In his view, the “great acceleration” – when this impact has quickly intensified and become global in nature – requires a radical rethink of world views and how the world responds to manage multiple crises, beyond improvisation and short-term measures used to deal with earlier crises. Tooze believes leaders are managing these crises in a “new era of ad hockery” when there needs to be more extensive, collective action: a massive global response to a huge global crisis.

Billy Glennon, chief executive of Vision Consulting, who has organised today's event, said the big question Tooze poses – how to prepare ourselves for action in a world where the challenges are different? – points to the need to move beyond the left/right "socialist versus capitalist" debate and to bring public and private organisations together to come up with better responses.

“The models and rules of thumb and policies and structures of the past, which have worked well, are not going to be enough,” he said.

‘Disaster avoidance’

Meanwhile, Tooze says the pandemic has turned “vast disaster avoidance” into a “multi-trillion dollar business” and that requires similar investment to put people in a position to be able to respond.

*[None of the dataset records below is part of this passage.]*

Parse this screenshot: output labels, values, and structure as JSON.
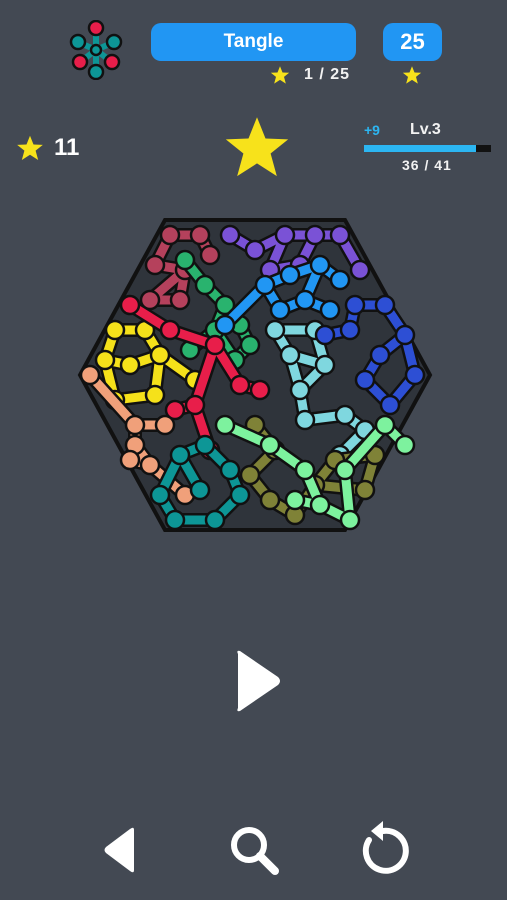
{
  "header": {
    "title": "Tangle",
    "level_number": "25",
    "stage_progress": "1 / 25"
  },
  "player": {
    "stars": "11",
    "xp_gain": "+9",
    "level": "Lv.3",
    "xp_text": "36 / 41",
    "xp_fraction": 0.878
  },
  "puzzle": {
    "shape": "hexagon",
    "line_colors": [
      "#b5415c",
      "#7a52d6",
      "#29b36e",
      "#2196f3",
      "#f5e11a",
      "#e81e4a",
      "#7fd7df",
      "#2d4fd4",
      "#f0a07a",
      "#0d9696",
      "#7f8237",
      "#7df29e"
    ]
  },
  "controls": {
    "play": "play-icon",
    "back": "back-icon",
    "search": "search-icon",
    "restart": "restart-icon"
  },
  "colors": {
    "background": "#434953",
    "accent_blue": "#2196f3",
    "star_yellow": "#f7e21b",
    "xp_blue": "#2cb6f2"
  }
}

“We should have the top virologists around the world sit down and say what are the six worst-case variants we could have? And then let’s assign squads of people and multiple-fund squads of people to pre-envision that possibility,” he said.

“If we don’t end up getting payoff from this particular coronavirus, and its mutations, we know from the SARS experience, we will get it from some other one which comes along predictably in the next 10 to 20 years.”

Beyond the clear public health benefits from doubling or tripling science budgets in a bid to end the pandemic, governments should see this as “incredible investment opportunities” and creating high-quality jobs that this generation hopes for our children and children’s children.

“It is exactly the sort of thing that an economy like Ireland ought to be developing a niche capacity for in various ways,” he said.

“One of the secrets to Ireland’s economic success is highly skilled labour and this is will be precisely the kind of line where you would expect to be able to build capacity, maybe not for this coronavirus, but maybe for some other version of this.”

While this investment will require redundancy and a degree of subsidy, taxpayers should “quite happily” pay this as “some sort of insurance premium” to give us a chance to respond.

“Otherwise, basically, all our plans for 2022 and 2023 are now in jeopardy,” he said.

To tackle global vaccine inequality, Tooze says richer countries, including Ireland, should "twin" with poorer countries, such as in Africa, to drive vaccinations there. Irish leaders, in politics, science and economics, should "gain leverage" to make a difference in multi-lateral bodies such as the European Union and Covax, the international vaccination agency.

He says governments have failed to recognise and act on what is in their self-interest.

Vaccinating high-risk parts of the world "where the pandemic is running wild" should be part of the same calculation for the Irish Government as vaccinating high– and low-risk people in Ireland.

“This is a conflict of interest. It is not, however, a question of whether or not you protect your own. The question is how you best protect your own,” said Tooze.

“The failure of political and governmental imagination is not to recognise that by protecting people in Africa you are protecting your own.”